|
|
|
|
|
by mtbcoder
4172 days ago
|
|
Regarding the spam sites, in your RSS feed, you are publishing your full articles. More than likely, the scraper sites are pulling directly from these feeds, publishing quickly and getting Googlebot to see the content before it hits your site (thus receiving attribution). I would suggest: 1) Summaries only in RSS feeds.
2) Throttle the RSS feed back by several hours so that your latest article is not listed immediately.
3) Upon publishing, immediately link to the article via all of your social media outlets.
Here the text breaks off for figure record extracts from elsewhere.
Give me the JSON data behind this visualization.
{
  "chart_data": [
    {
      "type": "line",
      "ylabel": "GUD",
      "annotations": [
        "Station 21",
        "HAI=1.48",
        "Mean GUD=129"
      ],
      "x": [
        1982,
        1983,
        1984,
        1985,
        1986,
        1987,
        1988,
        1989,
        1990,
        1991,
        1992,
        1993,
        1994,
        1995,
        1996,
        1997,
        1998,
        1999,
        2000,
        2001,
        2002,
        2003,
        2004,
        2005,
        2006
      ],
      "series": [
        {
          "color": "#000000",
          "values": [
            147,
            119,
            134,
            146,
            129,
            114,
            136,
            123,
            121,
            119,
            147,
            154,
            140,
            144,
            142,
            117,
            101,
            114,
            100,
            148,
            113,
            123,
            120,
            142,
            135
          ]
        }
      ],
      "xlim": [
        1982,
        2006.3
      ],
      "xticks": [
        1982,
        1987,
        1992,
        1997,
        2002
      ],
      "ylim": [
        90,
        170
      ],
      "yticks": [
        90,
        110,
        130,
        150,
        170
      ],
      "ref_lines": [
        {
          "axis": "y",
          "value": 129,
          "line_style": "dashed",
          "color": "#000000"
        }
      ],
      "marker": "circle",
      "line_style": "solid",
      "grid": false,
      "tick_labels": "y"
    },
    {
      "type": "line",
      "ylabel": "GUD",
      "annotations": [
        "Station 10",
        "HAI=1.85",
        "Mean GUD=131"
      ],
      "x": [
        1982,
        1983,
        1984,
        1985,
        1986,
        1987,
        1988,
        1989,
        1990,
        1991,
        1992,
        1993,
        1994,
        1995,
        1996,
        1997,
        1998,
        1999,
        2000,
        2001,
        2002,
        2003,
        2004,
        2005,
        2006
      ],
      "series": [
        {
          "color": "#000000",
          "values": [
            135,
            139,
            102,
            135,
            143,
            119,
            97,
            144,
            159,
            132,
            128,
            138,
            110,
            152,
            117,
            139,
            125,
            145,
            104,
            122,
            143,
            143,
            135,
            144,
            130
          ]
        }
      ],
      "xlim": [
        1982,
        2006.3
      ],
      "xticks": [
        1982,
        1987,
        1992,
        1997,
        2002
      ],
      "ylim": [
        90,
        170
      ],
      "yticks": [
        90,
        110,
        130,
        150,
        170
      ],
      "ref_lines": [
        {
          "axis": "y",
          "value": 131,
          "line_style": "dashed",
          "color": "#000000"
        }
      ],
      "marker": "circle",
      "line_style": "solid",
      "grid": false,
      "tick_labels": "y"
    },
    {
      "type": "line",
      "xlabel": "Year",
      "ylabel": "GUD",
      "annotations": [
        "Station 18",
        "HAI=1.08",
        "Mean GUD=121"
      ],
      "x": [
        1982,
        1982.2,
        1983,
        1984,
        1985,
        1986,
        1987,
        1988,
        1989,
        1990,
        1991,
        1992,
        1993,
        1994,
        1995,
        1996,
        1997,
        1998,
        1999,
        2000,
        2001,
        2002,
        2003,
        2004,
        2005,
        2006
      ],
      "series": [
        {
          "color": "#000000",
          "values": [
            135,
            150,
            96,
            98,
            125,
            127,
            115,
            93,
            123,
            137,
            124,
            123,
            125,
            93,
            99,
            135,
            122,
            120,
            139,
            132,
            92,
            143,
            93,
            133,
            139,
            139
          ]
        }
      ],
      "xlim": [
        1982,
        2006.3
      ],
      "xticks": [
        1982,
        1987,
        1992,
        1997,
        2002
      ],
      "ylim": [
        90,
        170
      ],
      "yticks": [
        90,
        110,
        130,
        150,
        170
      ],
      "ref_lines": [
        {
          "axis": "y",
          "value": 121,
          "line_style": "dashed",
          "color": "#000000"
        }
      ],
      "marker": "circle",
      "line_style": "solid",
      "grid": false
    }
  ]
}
4) When internally linking within articles, use full URL paths and not relative. (If the spam sites are directly pulling your content and not cleaning up, you may be able to get a link back to your site from the scraped content.) When publishing, timing is everything. Just my $0.02 based on my own experiences dealing with spam sites. On a side note, even though we are in the age of HTML5, I would still suggest sticking with one H1 tag per page, if possible. |
|
Semantic web could fix this a little by making it easier to scrape with the <article> tag, but publishing content is exactly what RSS was meant to do.
I wish Google would (if even possible) find a better way to fix this. In the same way that there's an actual argument against single page apps because "they can't be indexed" or "SEO, man." Discoverability shouldn't be holding back progress (in an ideal world, I know). Rather, indexing should adapt to new technology so that we can make a better web that's still discoverable by users.